Парень сильно смутился и, отвернувшись, ответил;
— Просто так!
— А жениться на ней ты не помышлял?
— Черт пускай женится на ней, а не я, — прозвучал угрюмый ответ.
— Ну, а Настка тебе нравится? — продолжал допрашивать отец.
Парень
— Кому ж она не поправится, батька?
Глаза у него так и просияли от радости. Настка была красивая девушка, но он и о богатом приданом ее подумал. Сватов в хату Будрака порешили заслать, как только кончится рождественский пост.
Теперь посреди корчмы молодежь, взявшись за руки, повела хоровод; ради шутки какая-то старая коренастая баба утащила у корчмаря маленькую подушечку и, всех насмешив, влезла в круг. Скрипка запиликала плясовую, и под ее визгливые звуки хоровод, громко топая, завертелся вокруг этой бабы, а она, одной рукой подбоченясь, а другой высоко подняв подушечку, тоже закружилась, затопала и, уморительно подмигивая, запела:
Подушечки, подушечки,
Да все пуховые;
Молодушки, молодушки,
Совсем молодые...
Тут грянул дружный хохот, до того слова этой песенки не шли к коренастой, сморщенной, хотя еще крепкой и веселой бабе. А она продолжала:
Ой, того, кого люблю я,
Крепко поцелую;
Подушечку пуховую
Тому подарю я.
Вместе с последним словом она бросила подушечку в Ясюка Дзюрдзю и обхватила его рукой, собираясь, как того требуют правила танца, несколько раз с ним покружиться. Но он почел для себя за стыд, что его дарит благосклонностью такая непривлекательная танцорка, оттолкнул бабу кулаком и с дурацким видом, сердито моргая глазами, встал, как столб, посреди горницы. Несколько почтенных хозяек, сидевших на лавке у стены, так и покатились со смеху; даже хозяева прервали деловые разговоры и, ухмыляясь, глядели, как забавляется расшумевшаяся молодежь.

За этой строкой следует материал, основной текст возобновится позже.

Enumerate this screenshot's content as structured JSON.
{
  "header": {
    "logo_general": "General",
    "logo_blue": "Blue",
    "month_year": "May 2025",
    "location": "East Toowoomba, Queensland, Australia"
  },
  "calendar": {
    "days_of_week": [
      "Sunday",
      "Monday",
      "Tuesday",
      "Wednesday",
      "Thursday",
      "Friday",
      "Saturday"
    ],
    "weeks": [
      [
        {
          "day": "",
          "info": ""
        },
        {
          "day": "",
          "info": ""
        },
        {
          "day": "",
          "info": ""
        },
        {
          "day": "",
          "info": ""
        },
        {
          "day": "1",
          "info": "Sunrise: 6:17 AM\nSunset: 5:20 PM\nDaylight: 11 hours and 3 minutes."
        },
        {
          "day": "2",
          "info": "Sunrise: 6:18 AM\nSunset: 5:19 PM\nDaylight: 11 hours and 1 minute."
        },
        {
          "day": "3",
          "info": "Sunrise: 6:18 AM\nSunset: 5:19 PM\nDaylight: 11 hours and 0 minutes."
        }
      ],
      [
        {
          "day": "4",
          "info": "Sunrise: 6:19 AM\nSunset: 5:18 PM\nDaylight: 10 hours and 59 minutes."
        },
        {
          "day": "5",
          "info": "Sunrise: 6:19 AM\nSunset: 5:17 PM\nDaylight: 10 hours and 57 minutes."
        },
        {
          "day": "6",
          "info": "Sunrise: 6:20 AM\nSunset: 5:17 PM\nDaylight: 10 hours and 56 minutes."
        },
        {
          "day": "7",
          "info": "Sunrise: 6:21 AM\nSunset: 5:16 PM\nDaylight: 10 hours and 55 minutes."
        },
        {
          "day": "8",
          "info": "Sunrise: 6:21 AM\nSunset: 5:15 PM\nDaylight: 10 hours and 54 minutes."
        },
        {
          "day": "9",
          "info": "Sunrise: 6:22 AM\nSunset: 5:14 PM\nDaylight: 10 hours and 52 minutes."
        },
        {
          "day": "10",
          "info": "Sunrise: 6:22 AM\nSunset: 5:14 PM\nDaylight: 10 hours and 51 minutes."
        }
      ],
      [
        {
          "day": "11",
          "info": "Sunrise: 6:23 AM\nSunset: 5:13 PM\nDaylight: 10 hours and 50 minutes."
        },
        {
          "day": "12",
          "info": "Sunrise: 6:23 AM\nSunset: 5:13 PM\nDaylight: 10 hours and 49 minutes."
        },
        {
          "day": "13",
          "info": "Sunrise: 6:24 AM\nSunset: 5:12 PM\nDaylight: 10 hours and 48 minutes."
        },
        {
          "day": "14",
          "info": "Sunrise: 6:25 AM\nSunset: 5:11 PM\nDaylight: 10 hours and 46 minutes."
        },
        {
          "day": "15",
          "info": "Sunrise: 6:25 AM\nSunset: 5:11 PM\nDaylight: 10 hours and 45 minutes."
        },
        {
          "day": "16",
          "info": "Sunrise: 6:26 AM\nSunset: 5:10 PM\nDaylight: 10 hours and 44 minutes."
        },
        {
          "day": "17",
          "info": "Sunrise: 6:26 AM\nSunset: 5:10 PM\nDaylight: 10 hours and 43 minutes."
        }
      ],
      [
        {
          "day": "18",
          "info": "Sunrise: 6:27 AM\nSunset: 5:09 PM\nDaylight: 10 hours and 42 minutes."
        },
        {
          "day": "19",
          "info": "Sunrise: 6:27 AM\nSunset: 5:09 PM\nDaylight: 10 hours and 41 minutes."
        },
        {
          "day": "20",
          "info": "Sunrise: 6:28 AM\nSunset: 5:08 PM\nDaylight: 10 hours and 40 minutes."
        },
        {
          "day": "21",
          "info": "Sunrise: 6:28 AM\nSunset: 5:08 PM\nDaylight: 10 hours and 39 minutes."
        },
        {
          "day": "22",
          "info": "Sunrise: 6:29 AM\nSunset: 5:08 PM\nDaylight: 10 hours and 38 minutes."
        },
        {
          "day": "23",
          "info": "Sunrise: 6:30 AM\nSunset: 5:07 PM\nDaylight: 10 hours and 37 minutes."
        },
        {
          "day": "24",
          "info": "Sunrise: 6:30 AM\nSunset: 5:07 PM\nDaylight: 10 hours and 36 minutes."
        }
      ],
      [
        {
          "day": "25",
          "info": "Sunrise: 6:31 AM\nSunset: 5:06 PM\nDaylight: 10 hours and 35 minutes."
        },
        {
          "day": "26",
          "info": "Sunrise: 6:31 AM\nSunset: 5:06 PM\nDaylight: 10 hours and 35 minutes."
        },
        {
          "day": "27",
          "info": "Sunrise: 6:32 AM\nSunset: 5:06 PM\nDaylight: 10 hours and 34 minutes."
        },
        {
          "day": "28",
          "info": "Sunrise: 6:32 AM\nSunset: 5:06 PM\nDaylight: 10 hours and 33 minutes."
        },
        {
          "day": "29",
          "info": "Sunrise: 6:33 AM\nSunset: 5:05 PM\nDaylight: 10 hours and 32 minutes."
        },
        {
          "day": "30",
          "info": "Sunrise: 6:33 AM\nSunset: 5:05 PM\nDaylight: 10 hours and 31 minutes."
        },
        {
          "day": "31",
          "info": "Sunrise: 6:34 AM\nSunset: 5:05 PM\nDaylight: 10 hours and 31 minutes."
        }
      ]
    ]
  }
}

Хоровод снова закружился, только на этот раз в середине оказалась Настка, которую втолкнули в круг другие девушки. Скрипка все играла, а стройная девушка с толстой косой на спине и увешанной стеклянными бусами грудью высоко подняла подушечку и, не прыгая, как предыдущая плясунья, а медленно и плавно скользя, звонко запела под мерный топот:
Подушечки, подушечки,
Да все пуховые;
Молодушки, молодушки,
Совсем молодые...
Тут хор подхватил песенку, дружно вторя голосу девушки, высоко взмывшему над всеми остальными:
Ой, того, кого люблю я,
Крепко поцелую;
Подушечку пуховую
Тому подарю я.
Настка размахнулась, и подушечка в клетчатой наволочке с такой силой ударила Клеменса по лицу, что он весь покраснел, а густые золотистые волосы взметнулись над его головой. В ту же минуту девушка закинула обе руки ему на плечи, он обнял ее, и они закружились с таким усердием, какого не могли требовать никакие правила танцев. Но парню, разгоряченному движением и близостью Настки, и этого было мало. Он крикнул скрипачу, прося сыграть крутель, а когда зазвучала музыка, пустился со своей девушкой в пляс; они то с головокружительной быстротой вертелись на месте, то плавно обходили горницу. Золотые волосы развевались над головой парня, коса с красной ленточкой на конце летела по воздуху, а на шее девушки позвякивали стеклянные бусы и просвечивавшие сквозь них позолоченные крестики и медальки. Когда они, устав кружиться на месте, прохаживались по горнице, он высоко поднимал пылающее лицо и его синие глаза бросали снопы веселых искр, а она, обняв милого за шею, одной рукой сжимала синий кафтан на его плече, а другой утирала передничком свое потное лицо. Медленно, мерным шагом, время от времени притопывая каблуками, они два или три раза обошли корчму, он — похожий на молодой дуб, она — на белоствольную березку. Теперь уже все хозяева обернулись лицом к горнице и смотрели на танцующую пару. Петр Дзюрдзя поднес к губам еще полчарки водки и важно засмеялся своим тихим грудным смехом; Максим Будрак поглядывал на дочь с деланно пренебрежительным видом, но глаза его радостно блестели. Должно быть, ненароком старики переглянулись, поняли друг друга и закивали головами.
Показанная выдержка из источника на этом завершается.